Release Notes

Release 13.0, Friday August 11th 2006

http://www.ebi.ac.uk/interpro/
ftp://ftp.ebi.ac.uk/pub/databases/interpro/

Acknowledgements

R.Apweiler (1), T.K.Attwood (4), A.Bairoch (2), A.Bateman (5), D.Binns (1), P.Bork (8), P.Bucher (3), L.Cerutti (3), R.Copley (13), E.Courcelle (6), U.Das (1), L.Daugherty (1), M.Dibley (7), R.Finn (5), W.Fleischmann (1), J.Gough (11), D.Haft (9), N.Hulo (2), S.Hunter (1), D.Kahn (6), A.Kanapin (1), A. Kejariwal (14), D.Lonsdale (1), R.Lopez (1), I.Letunic (8), M.Madera (12), J.Maslen (1), C.McAnulla (1), J.McDowall (1), J.Mistry (5), A.Mitchell (1,4), N.Mulder (1), A.N.Nikolskaya (10), S.Orchard (1), C.Orengo (7), M.Pagni (3), R. Petryszak (1), C.Sigrist (2), P.D.Thomas (14), D.Wilson (12), C.H.Wu (10), C.Yates (7).

(1) EMBL Outstation European Bioinformatics Institute, Wellcome Trust Genome Campus, Hinxton, Cambridge, UK;
(2) Swiss Institute for Bioinformatics, Geneva, Switzerland;
(3) Swiss Institute for Experimental Cancer Research, Lausanne, Switzerland;
(4) School of Biological Sciences, The University of Manchester, Manchester, UK;
(5) The Sanger Centre, Wellcome Trust Genome Campus, Hinxton, Cambridge, UK;
(6) CNRS/INRA, Toulouse, France;
(7) Biochemistry and Molecular Biology Department, University College London, University of London, UK;
(8) Biocomputing Unit, EMBL-Heidelberg, Germany;
(9) The Institute for Genomic Research, Maryland, USA;
(10) Protein Information Resource, Georgetown University Medical Center, Washington, D.C., USA;
(11) Genomic Sciences Centre, RIKEN Yokohama Institute, Suehiro-cho, Tsurumi-ku, Yokohama, Japan;
(12) MRC Laboratory of Molecular Biology, Cambridge, UK;
(13) Wellcome Trust Centre for Human Genetics, Oxford, UK;
(14) Computational Biology, SRI International, 333 Ravenswood Ave., Menlo Park, CA 94025, USA.

Current Release

Introduction

The databases Swiss-Prot and TrEMBL (now part of UniProtKB), PROSITE, PRINTS, Pfam and ProDom joined forces to launch an Integrated Documentation Resource of Protein Families, Domains and Functional Sites, abbreviated InterPro. Since then SMART, TIGRFAMs, PIRSF, SUPERFAMILY and more recently PANTHER and Gene3D, have joined InterPro. A detailed description of the project can be found in the user manual.

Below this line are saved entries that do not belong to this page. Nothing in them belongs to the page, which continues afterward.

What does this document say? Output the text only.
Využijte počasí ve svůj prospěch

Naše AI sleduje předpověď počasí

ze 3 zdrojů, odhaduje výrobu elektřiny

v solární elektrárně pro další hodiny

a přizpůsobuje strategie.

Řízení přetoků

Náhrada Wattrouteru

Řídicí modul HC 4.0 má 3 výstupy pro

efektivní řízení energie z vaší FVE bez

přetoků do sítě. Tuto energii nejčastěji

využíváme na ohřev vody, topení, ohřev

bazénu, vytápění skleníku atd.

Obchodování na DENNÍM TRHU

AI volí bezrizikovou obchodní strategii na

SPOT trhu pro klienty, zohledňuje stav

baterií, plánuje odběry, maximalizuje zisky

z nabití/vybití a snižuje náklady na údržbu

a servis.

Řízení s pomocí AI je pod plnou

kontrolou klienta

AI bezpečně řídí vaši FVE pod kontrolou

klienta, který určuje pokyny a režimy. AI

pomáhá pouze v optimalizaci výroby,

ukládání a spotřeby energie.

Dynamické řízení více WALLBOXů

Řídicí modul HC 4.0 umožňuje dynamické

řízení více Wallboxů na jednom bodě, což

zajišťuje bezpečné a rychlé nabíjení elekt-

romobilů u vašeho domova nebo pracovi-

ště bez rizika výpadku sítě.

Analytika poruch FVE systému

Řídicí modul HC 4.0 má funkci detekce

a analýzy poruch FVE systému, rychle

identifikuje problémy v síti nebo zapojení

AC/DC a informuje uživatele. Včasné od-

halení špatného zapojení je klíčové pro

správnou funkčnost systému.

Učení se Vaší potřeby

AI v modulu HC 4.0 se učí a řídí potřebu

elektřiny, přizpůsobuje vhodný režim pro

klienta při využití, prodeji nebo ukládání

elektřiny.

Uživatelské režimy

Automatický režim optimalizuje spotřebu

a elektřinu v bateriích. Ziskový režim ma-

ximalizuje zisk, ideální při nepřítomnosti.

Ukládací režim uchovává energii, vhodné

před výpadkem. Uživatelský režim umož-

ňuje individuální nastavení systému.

Changes since last release

Contents and coverage of the current release

InterPro protein matches are now calculated for all UniProtKB proteins. For more information see UniProtKB.

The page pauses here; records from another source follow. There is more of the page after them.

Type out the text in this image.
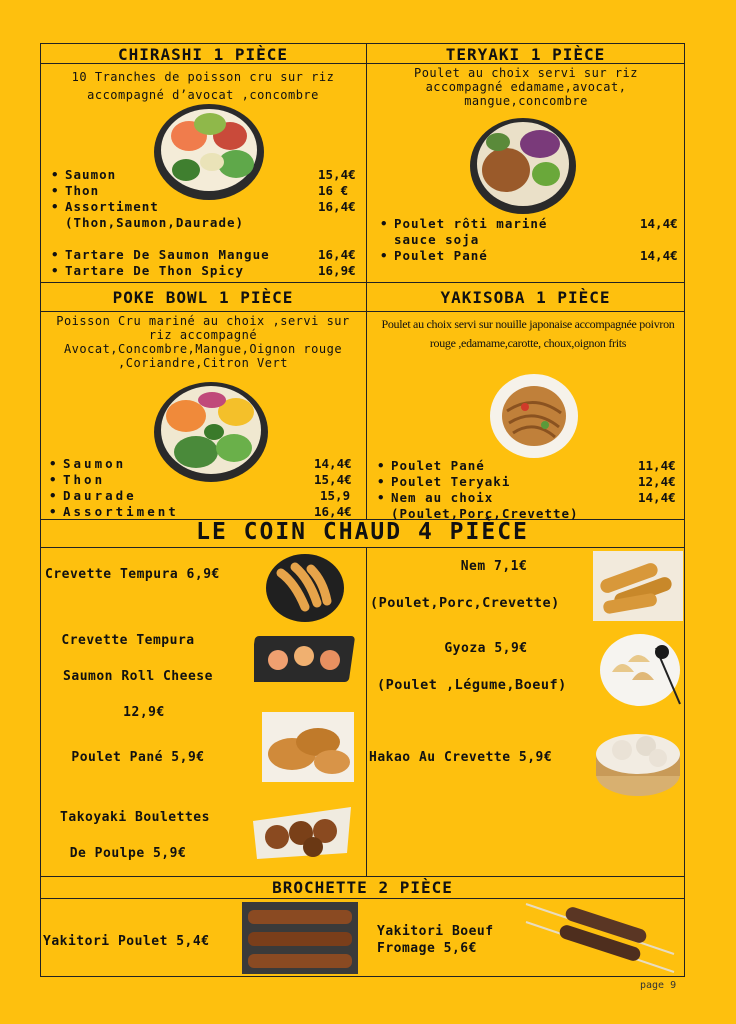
CHIRASHI 1 PIÈCE
10 Tranches de poisson cru sur riz accompagné d’avocat ,concombre
• Saumon
• Thon
• Assortiment (Thon,Saumon,Daurade)
• Tartare De Saumon Mangue
• Tartare De Thon Spicy
15,4€
16 €
16,4€
16,4€
16,9€
TERYAKI 1 PIÈCE
Poulet au choix servi sur riz accompagné edamame,avocat, mangue,concombre
• Poulet rôti mariné sauce soja
• Poulet Pané
14,4€
14,4€
POKE BOWL 1 PIÈCE
Poisson Cru mariné au choix ,servi sur riz accompagné Avocat,Concombre,Mangue,Oignon rouge ,Coriandre,Citron Vert
• Saumon
• Thon
• Daurade
• Assortiment
14,4€
15,4€
15,9
16,4€
YAKISOBA 1 PIÈCE
Poulet au choix servi sur nouille japonaise accompagnée poivron rouge ,edamame,carotte, choux,oignon frits
• Poulet Pané
• Poulet Teryaki
• Nem au choix (Poulet,Porc,Crevette)
11,4€
12,4€
14,4€
LE COIN CHAUD 4 PIÈCE
Crevette Tempura 6,9€
Crevette Tempura
Saumon Roll Cheese
12,9€
Poulet Pané 5,9€
Takoyaki Boulettes
De Poulpe 5,9€
Nem 7,1€
(Poulet,Porc,Crevette)
Gyoza 5,9€
(Poulet ,Légume,Boeuf)
Hakao Au Crevette 5,9€
BROCHETTE 2 PIÈCE
Yakitori Poulet 5,4€
Yakitori Boeuf
Fromage 5,6€
page 9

InterPro release 13.0 contains 13147 entries, representing 3760 domains, 9080 families, 232 repeats, 32 active sites, 22 binding sites and 21 post-translational modification sites. Overall, there are 13175961 InterPro hits from 2530773 UniProtKB protein sequences. A complete list is available from the ftp site.

DATABASE VERSION ENTRIES
PANTHER 6.0 1135
Pfam 20.0 8295
PIRSF 2.68 1033
PRINTS 38.0 1899
ProDom 2005.1 1001
PROSITE 19.30 1942
SMART 5.0 704
TIGRFAMs 5.0 2615
GENE3D 3.0 410
SUPERFAMILY 1.65 450
UniProtKB/Swiss-Prot 50.4 228670
UniProtKB/TrEMBL 33.4 3031970
InterPro 13.0 13147
GO Classification N/A 20531

92.5% of UniProtKB/Swiss-Prot - 211569 of 228670 proteins

76.5% of UniProtKB/TrEMBL - 2319204 of 3031970 proteins

77.6% of UniProtKB - 2530773 of 3260640 proteins

Last entry: IPR014023

23000 publications in PUBMED are referenced from InterPro.

Forthcoming changes

The next release of InterPro will be scheduled for October/November 2006.